Trumps Zollweltkrieg
Von Jörg Kronauer
Die Perspektiven sind schlecht, und es fallen drastische Worte in der deutschen Industrie, in ihren Verbänden, in ihren Denkfabriken. 15 Prozent Zoll auf fast alles, was deutsche Unternehmen bislang in die USA exportierten: Das kostet die deutsche Wirtschaft Milliarden, und es belastet zwei ihrer drei Paradebranchen – die Kfz-Hersteller und den Maschinenbau – besonders schwer, dies übrigens exakt zu einem Zeitpunkt, zu dem ihre Exporte nach China einbrechen. Und als wenn das nicht schon schlimm genug wäre: US-Präsident Donald Trump behält sich auch noch Zölle auf Pharmazeutika vor. Es herrscht Einigkeit unter den Auguren: Die Ausfuhr der deutschen Industrie in die USA, ihren Absatzmarkt Nummer eins, wird schrumpfen, und das wird sich nicht ausgleichen lassen. Der im Niedergang begriffenen Exportmacht, die bereits jahrelang sinkende Ausfuhren hinnehmen musste, verpasst das voraussichtlich ein drittes Jahresminus und damit einen harten Schlag.

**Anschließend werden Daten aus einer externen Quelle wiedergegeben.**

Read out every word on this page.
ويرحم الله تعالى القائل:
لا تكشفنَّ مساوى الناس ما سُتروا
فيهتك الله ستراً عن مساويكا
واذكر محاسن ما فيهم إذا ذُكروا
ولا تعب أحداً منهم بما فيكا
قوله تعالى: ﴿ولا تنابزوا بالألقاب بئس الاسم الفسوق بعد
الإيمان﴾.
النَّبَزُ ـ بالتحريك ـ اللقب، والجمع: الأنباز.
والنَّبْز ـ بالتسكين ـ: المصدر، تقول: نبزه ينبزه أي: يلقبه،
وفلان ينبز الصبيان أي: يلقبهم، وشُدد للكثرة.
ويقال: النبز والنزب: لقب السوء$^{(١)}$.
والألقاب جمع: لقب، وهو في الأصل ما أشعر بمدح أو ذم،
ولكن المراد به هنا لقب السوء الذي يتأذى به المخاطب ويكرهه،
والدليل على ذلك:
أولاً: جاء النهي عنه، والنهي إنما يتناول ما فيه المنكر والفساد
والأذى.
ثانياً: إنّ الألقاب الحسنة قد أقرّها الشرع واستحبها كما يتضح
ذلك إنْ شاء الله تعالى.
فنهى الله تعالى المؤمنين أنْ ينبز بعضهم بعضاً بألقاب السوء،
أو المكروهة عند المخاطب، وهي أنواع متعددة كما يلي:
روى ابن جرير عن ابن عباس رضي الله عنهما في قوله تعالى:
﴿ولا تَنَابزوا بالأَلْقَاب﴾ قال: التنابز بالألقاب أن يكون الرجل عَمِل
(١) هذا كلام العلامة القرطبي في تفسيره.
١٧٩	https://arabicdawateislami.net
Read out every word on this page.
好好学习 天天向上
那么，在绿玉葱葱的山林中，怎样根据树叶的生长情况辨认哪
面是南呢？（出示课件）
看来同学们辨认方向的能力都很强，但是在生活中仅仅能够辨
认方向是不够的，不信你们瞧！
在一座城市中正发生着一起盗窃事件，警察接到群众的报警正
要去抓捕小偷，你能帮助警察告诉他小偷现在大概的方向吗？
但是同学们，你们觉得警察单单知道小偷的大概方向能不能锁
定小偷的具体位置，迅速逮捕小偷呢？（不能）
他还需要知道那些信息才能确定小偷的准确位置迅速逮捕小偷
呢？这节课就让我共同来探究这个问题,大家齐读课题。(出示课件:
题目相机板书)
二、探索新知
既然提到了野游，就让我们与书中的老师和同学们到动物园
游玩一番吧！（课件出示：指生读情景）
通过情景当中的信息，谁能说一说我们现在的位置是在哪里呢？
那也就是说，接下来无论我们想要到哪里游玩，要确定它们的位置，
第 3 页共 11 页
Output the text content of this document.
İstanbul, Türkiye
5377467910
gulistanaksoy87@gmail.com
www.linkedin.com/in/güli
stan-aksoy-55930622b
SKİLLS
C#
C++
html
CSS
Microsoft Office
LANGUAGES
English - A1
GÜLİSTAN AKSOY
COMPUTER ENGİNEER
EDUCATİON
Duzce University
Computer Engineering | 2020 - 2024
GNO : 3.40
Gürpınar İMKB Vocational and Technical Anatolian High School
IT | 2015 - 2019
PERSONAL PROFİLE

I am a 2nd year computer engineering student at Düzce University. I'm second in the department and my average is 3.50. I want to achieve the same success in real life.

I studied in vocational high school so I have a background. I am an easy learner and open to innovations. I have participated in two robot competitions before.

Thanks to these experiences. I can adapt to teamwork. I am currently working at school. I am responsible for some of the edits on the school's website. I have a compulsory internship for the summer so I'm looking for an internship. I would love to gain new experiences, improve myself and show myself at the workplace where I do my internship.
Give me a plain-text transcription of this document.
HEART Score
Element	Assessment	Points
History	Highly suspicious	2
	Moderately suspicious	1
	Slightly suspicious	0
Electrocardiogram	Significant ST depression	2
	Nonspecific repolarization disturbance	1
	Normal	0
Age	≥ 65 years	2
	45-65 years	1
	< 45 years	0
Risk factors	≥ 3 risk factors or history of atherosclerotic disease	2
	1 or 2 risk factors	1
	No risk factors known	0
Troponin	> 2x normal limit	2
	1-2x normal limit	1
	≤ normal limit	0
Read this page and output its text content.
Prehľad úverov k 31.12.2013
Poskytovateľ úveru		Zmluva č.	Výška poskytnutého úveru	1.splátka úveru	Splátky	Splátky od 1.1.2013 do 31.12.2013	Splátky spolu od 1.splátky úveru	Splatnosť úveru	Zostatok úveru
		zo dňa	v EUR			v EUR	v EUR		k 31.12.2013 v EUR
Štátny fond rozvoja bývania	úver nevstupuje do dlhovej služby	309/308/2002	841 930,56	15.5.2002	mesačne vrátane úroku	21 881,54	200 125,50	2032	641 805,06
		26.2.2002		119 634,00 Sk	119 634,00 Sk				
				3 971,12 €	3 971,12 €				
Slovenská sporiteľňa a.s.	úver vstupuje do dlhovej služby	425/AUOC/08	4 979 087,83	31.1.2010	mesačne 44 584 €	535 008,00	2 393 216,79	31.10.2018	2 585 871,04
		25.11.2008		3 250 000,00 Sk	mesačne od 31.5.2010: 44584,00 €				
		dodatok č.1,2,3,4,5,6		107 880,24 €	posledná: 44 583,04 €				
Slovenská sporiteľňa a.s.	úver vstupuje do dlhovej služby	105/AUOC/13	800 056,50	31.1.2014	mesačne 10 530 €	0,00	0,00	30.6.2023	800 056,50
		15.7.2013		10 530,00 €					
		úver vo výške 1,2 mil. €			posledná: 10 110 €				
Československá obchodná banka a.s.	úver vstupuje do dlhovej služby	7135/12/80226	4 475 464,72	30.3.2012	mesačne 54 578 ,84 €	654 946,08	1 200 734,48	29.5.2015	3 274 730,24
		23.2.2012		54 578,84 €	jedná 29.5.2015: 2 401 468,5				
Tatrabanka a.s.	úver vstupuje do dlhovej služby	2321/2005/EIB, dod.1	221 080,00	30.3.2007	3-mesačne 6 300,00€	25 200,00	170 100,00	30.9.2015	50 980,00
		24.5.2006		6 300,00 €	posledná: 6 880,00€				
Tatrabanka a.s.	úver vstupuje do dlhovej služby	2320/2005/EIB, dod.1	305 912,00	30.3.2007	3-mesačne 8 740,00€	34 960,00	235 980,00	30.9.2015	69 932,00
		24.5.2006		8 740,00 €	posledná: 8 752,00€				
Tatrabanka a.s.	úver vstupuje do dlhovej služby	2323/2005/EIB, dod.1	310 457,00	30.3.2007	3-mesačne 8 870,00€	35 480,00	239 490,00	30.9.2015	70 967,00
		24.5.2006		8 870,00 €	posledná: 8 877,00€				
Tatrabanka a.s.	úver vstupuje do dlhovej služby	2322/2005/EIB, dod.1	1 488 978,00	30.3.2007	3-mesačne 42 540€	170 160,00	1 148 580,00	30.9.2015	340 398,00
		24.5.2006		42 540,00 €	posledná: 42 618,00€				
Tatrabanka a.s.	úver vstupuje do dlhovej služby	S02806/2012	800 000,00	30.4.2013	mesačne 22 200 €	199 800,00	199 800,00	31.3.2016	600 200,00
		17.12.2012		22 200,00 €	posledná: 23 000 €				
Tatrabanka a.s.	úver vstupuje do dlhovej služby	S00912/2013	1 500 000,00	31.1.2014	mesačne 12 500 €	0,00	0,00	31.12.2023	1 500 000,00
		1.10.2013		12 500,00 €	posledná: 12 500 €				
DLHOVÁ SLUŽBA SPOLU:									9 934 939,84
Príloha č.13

Ungewohnt heftig waren denn auch die Reaktionen aus der deutschen Wirtschaft auf den Deal, den EU-Kommissionspräsidentin Ursula von der Leyen am Sonntag abnickte: Eine »Demütigung« sei er, eine »Kapitulation«. Da fanden sich deutsche Ökonomen komplett auf der Seite französischer Politiker wieder, die auf nahezu das gleiche Vokabular zurückgriffen, wenn auch aus anderen Gründen. Ihre Wirtschaft wird zwar weniger stark getroffen als die deutsche; doch verwiesen nicht zuletzt Regierungsmitglieder darauf, dass die EU den Anspruch erhebe, eine globale Großmacht zu sein – wenn auch eher nicht militärisch, so doch ökonomisch. Wer aber schwach verhandle, wer, wie von der Leyen, auch nicht ansatzweise auf Willkürzölle mit Gegenzöllen reagiere und anschließend eine miserable Vereinbarung akzeptiere, habe diesen Anspruch verloren. Nebenbei: Für von der Leyen verheißt das vermutlich auch persönlich nichts Gutes.
Als eigentlicher Sieger in Trumps Zollweltkrieg zeichnet sich aktuell China ab, das am Montag in Stockholm Verhandlungen über eine Verlängerung seines Zoll-»Waffenstillstands« mit den USA führte. Der Volksrepublik ist es als einzigem Staat weltweit gelungen, die US-Administration zum Einknicken, zur Rücknahme des größten Teils ihrer Zölle zu zwingen. Dazu hat Beijing geschickt ausgenutzt, dass zum einen wegen des sich abzeichnenden zollbedingten Preisanstiegs an der »MAGA«-Basis Ärger drohte – und dass zum zweiten die US-Industrie von unverzichtbaren seltenen Erden aus China abhängig ist. Damit hat die Volksrepublik, langfristig planend, sich mächtige Hebel gesichert, die es ihr erlauben, sich gegen Washington zu behaupten. Im Unterschied zur EU schwadroniert sie nicht endlos selbstverliebt über ihre Ansprüche; sie arbeitet still und hart daran, stärker zu werden. Dies haben viele lange Zeit übersehen. Jetzt aber zahlt es sich aus.